“我满身武力没地方发挥。急死我了。”

宋香兰拉过一把椅子坐下,把刚才端水泼茅厕的经过原原本本讲了一遍。

春霞听得眼睛放光,一巴掌拍在自己大腿上:“泼得好。三姨,我的亲三姨啊,你就是我最崇拜的人。”

外头的宾客散得干干净净。

宋老三这才撤走。

宋香荷顶着一身鸡屎水,头发一绺一绺贴在头皮上,破掉的地方被水浸湿格外的刺痛。

她气急败坏地冲进前院。

宋家老大、老二、老四还没走,全站在堂屋门口抽烟。

宋香荷一进院子就扯开嗓门大吼,“宋香兰。你给我滚出来。”

宋香梅在里屋把礼金和单子交给春霞。

听到吼声,赶紧跑出堂屋。

“二妹,你别惹三妹,打又打不过,骂又骂不赢。你每次非得挨顿揍才过瘾是吧。”

宋香荷指着几个兄弟大骂,“还不都是你们帮着她。从小到大都这样。就因为她嘴巴甜会骗人,你们个个都护着她宠她。”

宋香兰掀开门帘。

从新房走出来,直接开炮。

“从小大哥大姐私下分东西给咱们吃。他们给我一半糖块,我接过来要说谢谢,还要抱着他们亲一口。

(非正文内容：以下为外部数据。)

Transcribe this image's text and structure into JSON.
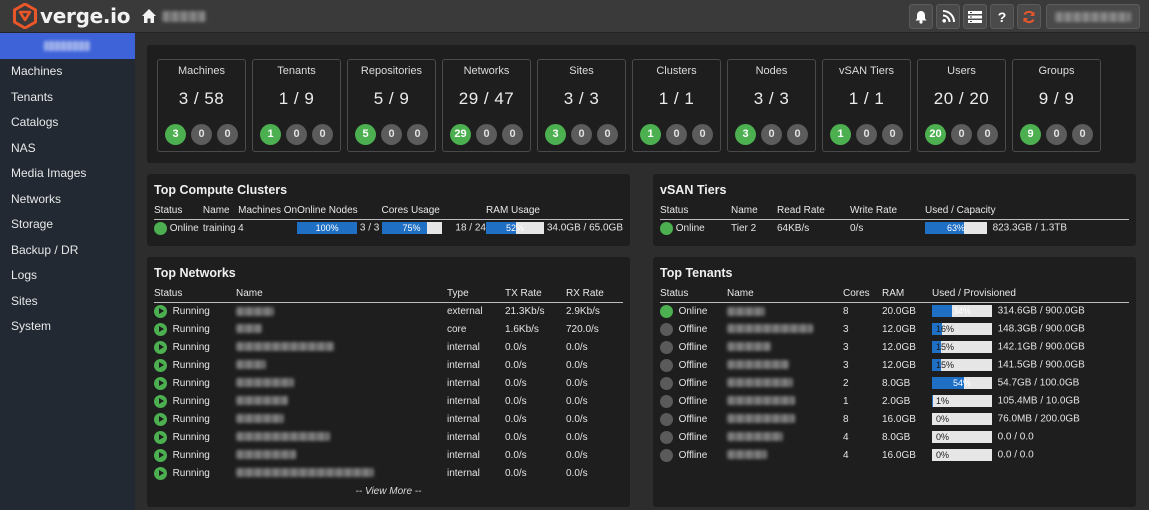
{
  "app": {
    "logo_text": "verge.io"
  },
  "topbar": {
    "icons": [
      "bell-icon",
      "rss-icon",
      "list-icon",
      "help-icon",
      "refresh-icon"
    ],
    "help_glyph": "?"
  },
  "sidebar": {
    "items": [
      {
        "label": "Machines"
      },
      {
        "label": "Tenants"
      },
      {
        "label": "Catalogs"
      },
      {
        "label": "NAS"
      },
      {
        "label": "Media Images"
      },
      {
        "label": "Networks"
      },
      {
        "label": "Storage"
      },
      {
        "label": "Backup / DR"
      },
      {
        "label": "Logs"
      },
      {
        "label": "Sites"
      },
      {
        "label": "System"
      }
    ]
  },
  "stats": [
    {
      "label": "Machines",
      "value": "3 / 58",
      "green": "3",
      "mid": "0",
      "right": "0"
    },
    {
      "label": "Tenants",
      "value": "1 / 9",
      "green": "1",
      "mid": "0",
      "right": "0"
    },
    {
      "label": "Repositories",
      "value": "5 / 9",
      "green": "5",
      "mid": "0",
      "right": "0"
    },
    {
      "label": "Networks",
      "value": "29 / 47",
      "green": "29",
      "mid": "0",
      "right": "0"
    },
    {
      "label": "Sites",
      "value": "3 / 3",
      "green": "3",
      "mid": "0",
      "right": "0"
    },
    {
      "label": "Clusters",
      "value": "1 / 1",
      "green": "1",
      "mid": "0",
      "right": "0"
    },
    {
      "label": "Nodes",
      "value": "3 / 3",
      "green": "3",
      "mid": "0",
      "right": "0"
    },
    {
      "label": "vSAN Tiers",
      "value": "1 / 1",
      "green": "1",
      "mid": "0",
      "right": "0"
    },
    {
      "label": "Users",
      "value": "20 / 20",
      "green": "20",
      "mid": "0",
      "right": "0"
    },
    {
      "label": "Groups",
      "value": "9 / 9",
      "green": "9",
      "mid": "0",
      "right": "0"
    }
  ],
  "clusters": {
    "title": "Top Compute Clusters",
    "headers": {
      "status": "Status",
      "name": "Name",
      "machines": "Machines On",
      "nodes": "Online Nodes",
      "cores": "Cores Usage",
      "ram": "RAM Usage"
    },
    "row": {
      "status": "Online",
      "name": "training",
      "machines": "4",
      "nodes_pct": 100,
      "nodes_pct_label": "100%",
      "nodes_text": "3 / 3",
      "cores_pct": 75,
      "cores_pct_label": "75%",
      "cores_text": "18 / 24",
      "ram_pct": 52,
      "ram_pct_label": "52%",
      "ram_text": "34.0GB / 65.0GB"
    }
  },
  "vsan": {
    "title": "vSAN Tiers",
    "headers": {
      "status": "Status",
      "name": "Name",
      "read": "Read Rate",
      "write": "Write Rate",
      "used": "Used / Capacity"
    },
    "row": {
      "status": "Online",
      "name": "Tier 2",
      "read": "64KB/s",
      "write": "0/s",
      "pct": 63,
      "pct_label": "63%",
      "used": "823.3GB / 1.3TB"
    }
  },
  "networks": {
    "title": "Top Networks",
    "headers": {
      "status": "Status",
      "name": "Name",
      "type": "Type",
      "tx": "TX Rate",
      "rx": "RX Rate"
    },
    "rows": [
      {
        "status": "Running",
        "type": "external",
        "tx": "21.3Kb/s",
        "rx": "2.9Kb/s"
      },
      {
        "status": "Running",
        "type": "core",
        "tx": "1.6Kb/s",
        "rx": "720.0/s"
      },
      {
        "status": "Running",
        "type": "internal",
        "tx": "0.0/s",
        "rx": "0.0/s"
      },
      {
        "status": "Running",
        "type": "internal",
        "tx": "0.0/s",
        "rx": "0.0/s"
      },
      {
        "status": "Running",
        "type": "internal",
        "tx": "0.0/s",
        "rx": "0.0/s"
      },
      {
        "status": "Running",
        "type": "internal",
        "tx": "0.0/s",
        "rx": "0.0/s"
      },
      {
        "status": "Running",
        "type": "internal",
        "tx": "0.0/s",
        "rx": "0.0/s"
      },
      {
        "status": "Running",
        "type": "internal",
        "tx": "0.0/s",
        "rx": "0.0/s"
      },
      {
        "status": "Running",
        "type": "internal",
        "tx": "0.0/s",
        "rx": "0.0/s"
      },
      {
        "status": "Running",
        "type": "internal",
        "tx": "0.0/s",
        "rx": "0.0/s"
      }
    ],
    "view_more": "-- View More --"
  },
  "tenants": {
    "title": "Top Tenants",
    "headers": {
      "status": "Status",
      "name": "Name",
      "cores": "Cores",
      "ram": "RAM",
      "used": "Used / Provisioned"
    },
    "rows": [
      {
        "status": "Online",
        "cores": "8",
        "ram": "20.0GB",
        "pct": 34,
        "pct_label": "34%",
        "used": "314.6GB / 900.0GB"
      },
      {
        "status": "Offline",
        "cores": "3",
        "ram": "12.0GB",
        "pct": 16,
        "pct_label": "16%",
        "used": "148.3GB / 900.0GB"
      },
      {
        "status": "Offline",
        "cores": "3",
        "ram": "12.0GB",
        "pct": 15,
        "pct_label": "15%",
        "used": "142.1GB / 900.0GB"
      },
      {
        "status": "Offline",
        "cores": "3",
        "ram": "12.0GB",
        "pct": 15,
        "pct_label": "15%",
        "used": "141.5GB / 900.0GB"
      },
      {
        "status": "Offline",
        "cores": "2",
        "ram": "8.0GB",
        "pct": 54,
        "pct_label": "54%",
        "used": "54.7GB / 100.0GB"
      },
      {
        "status": "Offline",
        "cores": "1",
        "ram": "2.0GB",
        "pct": 1,
        "pct_label": "1%",
        "used": "105.4MB / 10.0GB"
      },
      {
        "status": "Offline",
        "cores": "8",
        "ram": "16.0GB",
        "pct": 0,
        "pct_label": "0%",
        "used": "76.0MB / 200.0GB"
      },
      {
        "status": "Offline",
        "cores": "4",
        "ram": "8.0GB",
        "pct": 0,
        "pct_label": "0%",
        "used": "0.0 / 0.0"
      },
      {
        "status": "Offline",
        "cores": "4",
        "ram": "16.0GB",
        "pct": 0,
        "pct_label": "0%",
        "used": "0.0 / 0.0"
      }
    ]
  },
  "colors": {
    "accent_blue": "#3e63d9",
    "status_green": "#4caf50",
    "bar_blue": "#1f6fc5",
    "logo_orange": "#e8562a"
  }
}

给了你一半糖块,你转头就问为什么只给一半?另一半是不是被你们背着你偷吃了。”

宋香荷张了张嘴,“哪有给人半块糖果的。他们作为大哥大姐就不该吃。”

宋香兰继续输出,字字扎心:

“他们给我穿鞋子,我会夸他们是世界上最好的哥哥姐姐。给你穿鞋子,你穿完说他们就是一辈子丫鬟长工的命。”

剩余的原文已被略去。